Uma noite nos bastidores da banda, com potência, o repertório do cultuado Psicoacústica tocado na íntegra e a ajuda do amigo Pelicano

Texto e fotos por Pedro Hey Branco

Uma coisa é certa quando se vai a um show de rock: a música precisa ser potente. Sempre esperamos uma nova experiência mesmo com aquelas bandas que já temos como parte de nossa história, como referências musicais, aquelas que já ouvimos dezenas de vezes, mas que seguem movendo nossas almas rockeIRAs. E na última noite de 7 de outubro eu tinha a certeza de que estava prestes a ter mais uma destas experiências, pois a potência do Ira! no palco é do mesmo tamanho do sucesso que a banda experimentou nestes 42 anos de estrada.

Quando saí de casa, com um regalo à mão para um amigo querido, pensei que seria mesmo uma grande noite. A caminho do Teatro Positivo, um daqueles que leva o nome da instituição de ensino em que está situado, eu estava pronto para mais uma aula de rock dos amigos Nasi e Scandurra. Confesso que Edgard é um amigo próximo, ídolo máximo, como pessoa e artista, enquanto Nasi é uma figura mítica para mim, artista, o astro que parece inatingível. Além destas figuras, o Pelicano, que não é aquele saudoso do Passeio Público mas um cara muito querido, competente, prestativo, que carrega o piano nas costas. Puxando a brasa para o produtor, claro, pois estou também nessa lida, há alguns anos, somos parceiros de profissão, mas o Pelicano é uma lenda.
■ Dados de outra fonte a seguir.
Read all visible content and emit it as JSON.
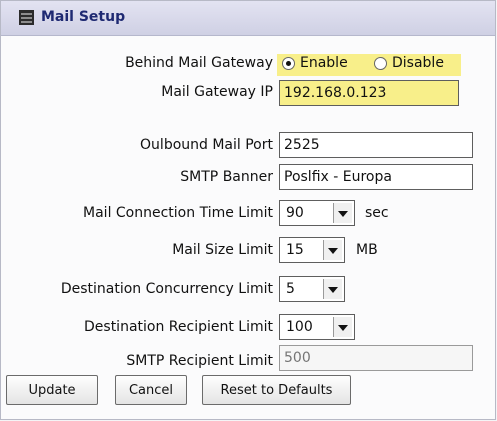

Digo isso para explicar que o presente era para essa figura que fica ali nas coxias, uma garrafa daquelas que todo mundo quer ganhar. Pelicano, muito gentil, me presenteou com um par de ingressos durante a semana e eu não imaginava, apesar da expectativa de um grande show, que esta seria uma das noites mais legais e, inevitavelmente, inesquecíveis da minha vida. 

Ao chegar no teatro, com uma hora de antecedência, corri para o camarim! Pedi ao segurança que comunicasse ao Pelicano que eu estava ali. Rapidamente, o produtor do Ira! veio ao meu encontro e fez uma promessa que qualquer fã da banda daria a vida para conseguir: “após as fotos aqui no salão, vamos entrar para tomar uma água mineral no camarim”. Aguardei as fotos, em seguida veio a proposta mais indecente de todas: “quer assistir ao show aqui da coxia?”. Alegria imensurável tomou conta e, ao mesmo tempo, um receio de estar atrapalhando o trabalho do meu amigo. Com a experiência na produção que tenho, contudo, pensei que poderia contribuir. Lá fui eu para a coxia.

Acabei não indo ao camarim antes do show, mas ali no backstage vi a turma entrando no palco: Nasi, Scandurra, Johnny Boy e Evaristo, com o fiel escudeiro Pelicano na retaguarda. Nesse momento cliquei a banda, fiz uma foto inesperada, aquelas que se consegue na hora, que o clique vem na cabeça e só sai naquele instante, por instinto. A intuição do jornalista, que ali estava como aprendiz e fã de uma das bandas mais importantes da cena nacional.

Respirei fundo e continuei ali, impávido, assistindo a um show potente e impecável. De “Rubro Zorro” a “Mesmo Distante”, as oito faixas do Psicoacústica foram todas apresentadas logo de cara, com primor, em justa comemoração ao disco de 1988. E na mesma ordem. Para muitos, o Psicoacústica é um álbum “lado b”. No meu caso, sempre passeou pelos meus ouvidos, na vitrola ou eventualmente na rádio. A minha familiaridade com esta obra é comparável aos sucessos que todos conhecemos. As músicas celebradas deram vez aos maiores hits da banda ao final da apresentação. Quem nunca cantou “Envelheço na Cidade” ou levantou as orelhas e arrepiou os pelos ao escutar a introdução de guitarra de Scandurra abrindo “Núcleo Base”? 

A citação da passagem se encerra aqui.